23/09/2011

Approfondissement de l'analyse gorzienne

Approfondissement de l'analyse gorzienne

Dans mon article « Socialisme, Écologie politique et Anti-productivisme » est mise en évidence la différence entre système et logique du socialisme.

Toutefois l'un et l'autre sont complémentaires, et on ne peut les séparer que de manière académique.

Une logique socialiste peut être considérée comme un mouvement, ou un processus de transition systémique (socio-économique, politique, culturelle et sociétale).

[A noter que tout changement socio-économique ou politique entraîne un changement culturel (c'est à dire une évolution des mentalités) et sociétal (au niveau des actions de la collectivité).]

Une logique socialiste doit se comprendre essentiellement comme un mouvement, un déplacement amenant la société (comprise comme un tout) d'un point A à un point B.

Il est important de noter que l'on peut traduire le socialisme comme une opposition pure et simple au capitalisme, que ce soit en tant que logique ou

 

en tant que système. Cependant, tout anti-capitalisme n'est pas forcément du socialisme (par exemple certaines formes de sociétés conservatrices).

Un système socialiste proprement dit doit être l'aboutissement de ce mouvement, de cet logique du socialisme. Un système socialiste aura donc libéré l'être humain de toute aliénation, et pour cela, il aura éliminé au maximum toute logique de rentabilité, et surtout toute logique de maximisation des profits, de concurrence, de compétition, de marchandisation, de matérialisme, de productivisme, de consumérisme, etc.

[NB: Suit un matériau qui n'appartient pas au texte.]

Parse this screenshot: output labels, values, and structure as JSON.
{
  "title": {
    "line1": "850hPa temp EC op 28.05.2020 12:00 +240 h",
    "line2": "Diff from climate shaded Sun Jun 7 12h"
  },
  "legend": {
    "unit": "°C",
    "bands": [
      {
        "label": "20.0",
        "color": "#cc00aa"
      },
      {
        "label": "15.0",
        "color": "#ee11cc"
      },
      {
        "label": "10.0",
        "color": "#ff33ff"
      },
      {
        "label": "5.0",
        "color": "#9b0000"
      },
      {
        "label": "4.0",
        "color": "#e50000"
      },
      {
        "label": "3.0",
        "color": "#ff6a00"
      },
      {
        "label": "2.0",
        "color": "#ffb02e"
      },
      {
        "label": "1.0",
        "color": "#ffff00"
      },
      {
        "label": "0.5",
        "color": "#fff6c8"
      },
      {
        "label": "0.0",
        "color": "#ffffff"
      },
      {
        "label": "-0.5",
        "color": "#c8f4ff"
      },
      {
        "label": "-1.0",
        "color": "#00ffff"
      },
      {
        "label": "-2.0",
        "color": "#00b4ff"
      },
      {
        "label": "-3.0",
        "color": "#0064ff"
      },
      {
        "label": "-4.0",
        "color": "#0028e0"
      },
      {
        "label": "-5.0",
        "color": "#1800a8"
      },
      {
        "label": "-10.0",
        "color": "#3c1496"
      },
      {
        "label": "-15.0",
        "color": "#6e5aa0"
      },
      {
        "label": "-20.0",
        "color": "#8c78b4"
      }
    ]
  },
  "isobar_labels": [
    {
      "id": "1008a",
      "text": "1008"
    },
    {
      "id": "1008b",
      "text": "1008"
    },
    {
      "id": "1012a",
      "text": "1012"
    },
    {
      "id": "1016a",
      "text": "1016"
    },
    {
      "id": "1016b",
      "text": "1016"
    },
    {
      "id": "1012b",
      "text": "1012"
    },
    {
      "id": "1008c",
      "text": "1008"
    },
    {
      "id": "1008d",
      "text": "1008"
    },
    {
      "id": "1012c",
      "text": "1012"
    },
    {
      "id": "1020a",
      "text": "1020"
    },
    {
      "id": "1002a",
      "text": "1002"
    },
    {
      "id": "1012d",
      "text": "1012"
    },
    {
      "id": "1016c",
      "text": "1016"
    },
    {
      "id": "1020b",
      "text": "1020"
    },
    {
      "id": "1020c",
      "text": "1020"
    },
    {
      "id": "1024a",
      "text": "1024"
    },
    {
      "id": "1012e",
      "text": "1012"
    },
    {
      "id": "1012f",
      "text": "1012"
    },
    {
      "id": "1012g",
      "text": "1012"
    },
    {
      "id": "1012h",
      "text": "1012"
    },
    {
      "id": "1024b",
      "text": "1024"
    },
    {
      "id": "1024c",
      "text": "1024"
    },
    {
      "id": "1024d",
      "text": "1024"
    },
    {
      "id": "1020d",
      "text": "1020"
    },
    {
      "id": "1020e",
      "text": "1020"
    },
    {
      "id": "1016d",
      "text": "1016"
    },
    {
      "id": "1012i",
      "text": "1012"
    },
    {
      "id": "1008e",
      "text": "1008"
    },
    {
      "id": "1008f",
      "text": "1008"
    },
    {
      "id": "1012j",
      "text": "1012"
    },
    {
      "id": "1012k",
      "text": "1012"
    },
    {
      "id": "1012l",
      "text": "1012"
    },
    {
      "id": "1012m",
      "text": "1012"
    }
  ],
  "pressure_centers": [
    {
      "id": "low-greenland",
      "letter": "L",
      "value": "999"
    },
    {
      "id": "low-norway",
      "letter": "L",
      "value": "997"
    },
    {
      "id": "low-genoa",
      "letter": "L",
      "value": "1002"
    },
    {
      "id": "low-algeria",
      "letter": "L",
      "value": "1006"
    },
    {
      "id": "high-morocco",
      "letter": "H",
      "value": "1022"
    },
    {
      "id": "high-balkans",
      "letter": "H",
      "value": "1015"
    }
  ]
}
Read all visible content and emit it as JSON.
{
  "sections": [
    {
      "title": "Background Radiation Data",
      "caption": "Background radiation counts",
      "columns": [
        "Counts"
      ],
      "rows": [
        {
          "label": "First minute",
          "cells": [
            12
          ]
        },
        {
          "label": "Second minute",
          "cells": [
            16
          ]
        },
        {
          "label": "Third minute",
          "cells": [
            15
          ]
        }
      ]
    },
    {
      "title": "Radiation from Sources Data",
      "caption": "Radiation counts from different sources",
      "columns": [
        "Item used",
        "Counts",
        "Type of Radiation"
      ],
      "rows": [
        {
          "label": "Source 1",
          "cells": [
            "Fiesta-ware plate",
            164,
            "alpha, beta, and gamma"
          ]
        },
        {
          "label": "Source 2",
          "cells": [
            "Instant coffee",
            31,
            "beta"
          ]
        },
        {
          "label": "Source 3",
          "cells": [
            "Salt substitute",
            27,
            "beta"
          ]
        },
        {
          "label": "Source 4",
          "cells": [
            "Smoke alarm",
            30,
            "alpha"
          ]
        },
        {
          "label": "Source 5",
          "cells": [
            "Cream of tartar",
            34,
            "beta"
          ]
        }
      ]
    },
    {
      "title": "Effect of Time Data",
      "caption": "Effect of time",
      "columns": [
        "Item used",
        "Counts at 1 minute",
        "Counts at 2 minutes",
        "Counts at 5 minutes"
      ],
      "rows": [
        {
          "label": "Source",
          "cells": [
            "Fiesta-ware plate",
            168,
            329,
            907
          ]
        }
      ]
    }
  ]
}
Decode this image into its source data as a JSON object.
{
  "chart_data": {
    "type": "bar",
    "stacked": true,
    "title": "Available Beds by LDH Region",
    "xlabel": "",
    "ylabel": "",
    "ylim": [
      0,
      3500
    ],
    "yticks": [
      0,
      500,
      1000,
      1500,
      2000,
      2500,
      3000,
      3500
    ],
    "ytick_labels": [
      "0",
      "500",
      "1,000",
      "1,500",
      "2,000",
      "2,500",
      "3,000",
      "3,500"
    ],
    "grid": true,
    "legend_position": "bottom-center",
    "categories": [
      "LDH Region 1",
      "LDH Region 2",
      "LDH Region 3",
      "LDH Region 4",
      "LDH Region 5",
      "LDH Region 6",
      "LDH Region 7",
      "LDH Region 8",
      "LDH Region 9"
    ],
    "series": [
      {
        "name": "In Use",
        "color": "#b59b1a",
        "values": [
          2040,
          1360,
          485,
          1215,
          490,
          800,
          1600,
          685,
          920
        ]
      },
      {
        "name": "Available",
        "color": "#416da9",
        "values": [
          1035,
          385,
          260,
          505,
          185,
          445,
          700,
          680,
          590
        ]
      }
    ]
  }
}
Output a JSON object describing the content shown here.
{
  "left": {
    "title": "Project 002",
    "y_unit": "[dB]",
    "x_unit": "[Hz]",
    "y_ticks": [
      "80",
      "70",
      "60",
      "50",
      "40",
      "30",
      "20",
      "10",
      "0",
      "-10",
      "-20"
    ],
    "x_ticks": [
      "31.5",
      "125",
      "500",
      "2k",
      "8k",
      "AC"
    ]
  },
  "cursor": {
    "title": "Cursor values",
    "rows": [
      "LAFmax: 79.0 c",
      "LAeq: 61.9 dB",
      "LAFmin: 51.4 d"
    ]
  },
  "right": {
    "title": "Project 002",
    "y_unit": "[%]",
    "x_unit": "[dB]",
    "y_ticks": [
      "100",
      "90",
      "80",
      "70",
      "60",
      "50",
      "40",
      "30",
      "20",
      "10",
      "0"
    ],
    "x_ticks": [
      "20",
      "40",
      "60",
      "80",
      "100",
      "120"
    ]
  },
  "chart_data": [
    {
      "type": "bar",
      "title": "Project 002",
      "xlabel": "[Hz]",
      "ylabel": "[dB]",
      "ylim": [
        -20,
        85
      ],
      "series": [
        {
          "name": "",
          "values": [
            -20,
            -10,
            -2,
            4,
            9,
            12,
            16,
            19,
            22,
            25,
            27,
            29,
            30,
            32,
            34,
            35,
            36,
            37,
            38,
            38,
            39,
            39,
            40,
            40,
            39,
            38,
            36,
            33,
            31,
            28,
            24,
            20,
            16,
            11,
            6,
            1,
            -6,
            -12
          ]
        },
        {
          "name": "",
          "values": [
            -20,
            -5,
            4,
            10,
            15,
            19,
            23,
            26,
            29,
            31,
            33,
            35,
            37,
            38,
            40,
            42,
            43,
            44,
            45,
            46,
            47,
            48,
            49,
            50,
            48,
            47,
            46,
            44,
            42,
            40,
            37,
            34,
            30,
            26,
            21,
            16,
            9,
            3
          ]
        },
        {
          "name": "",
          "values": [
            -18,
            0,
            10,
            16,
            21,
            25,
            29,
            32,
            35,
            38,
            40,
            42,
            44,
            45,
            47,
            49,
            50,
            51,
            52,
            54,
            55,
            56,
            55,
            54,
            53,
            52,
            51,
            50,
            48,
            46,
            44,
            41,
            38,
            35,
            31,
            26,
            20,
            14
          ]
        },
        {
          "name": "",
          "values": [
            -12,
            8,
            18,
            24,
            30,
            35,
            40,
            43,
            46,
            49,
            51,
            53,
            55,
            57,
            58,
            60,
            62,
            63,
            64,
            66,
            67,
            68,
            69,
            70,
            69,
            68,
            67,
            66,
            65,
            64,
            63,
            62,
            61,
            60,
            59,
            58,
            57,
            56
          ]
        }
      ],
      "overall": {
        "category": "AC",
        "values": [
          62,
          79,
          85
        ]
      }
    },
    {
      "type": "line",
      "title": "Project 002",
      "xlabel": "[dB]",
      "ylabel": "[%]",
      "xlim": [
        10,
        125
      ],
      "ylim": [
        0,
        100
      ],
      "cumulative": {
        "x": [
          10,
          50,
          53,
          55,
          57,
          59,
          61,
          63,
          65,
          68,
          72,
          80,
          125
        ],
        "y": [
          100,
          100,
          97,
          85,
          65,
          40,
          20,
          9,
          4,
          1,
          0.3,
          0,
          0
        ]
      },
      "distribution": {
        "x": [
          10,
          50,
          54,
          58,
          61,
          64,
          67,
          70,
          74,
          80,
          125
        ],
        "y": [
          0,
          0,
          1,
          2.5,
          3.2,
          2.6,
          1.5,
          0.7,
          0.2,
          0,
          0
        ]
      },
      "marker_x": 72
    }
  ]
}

Un système socialiste est donc un aboutissement d'un processus libératoire basé sur des valeurs humanistes.

On ne peut considérer l'interventionnisme étatique ou l'étatisme (l'extension des sphères de la société sous contrôle étatique) que comme des outils dans la construction du socialisme en tant que système.

Un système d'économie étatisée comme l'URSS peut être défini selon Gorz comme du capitalisme d’État, car la majorité des logiques qui s'y déployaient étaient d'ordre capitaliste (notamment les conditions de travail dans certains secteurs de travailleurs ou les logiques productivistes mises en pratique dans la planification).

Il est évident que le dépassement du capitalisme par le socialisme ne peut se faire aisément que par une étatisation de l'économie. L’État étant la seule structure démocratique on peut d'ailleurs y voir une démocratisation totale de la société, puisque l'ensemble des activités humaines seraient soumises au contrôle de la démocratie (donc du peuple).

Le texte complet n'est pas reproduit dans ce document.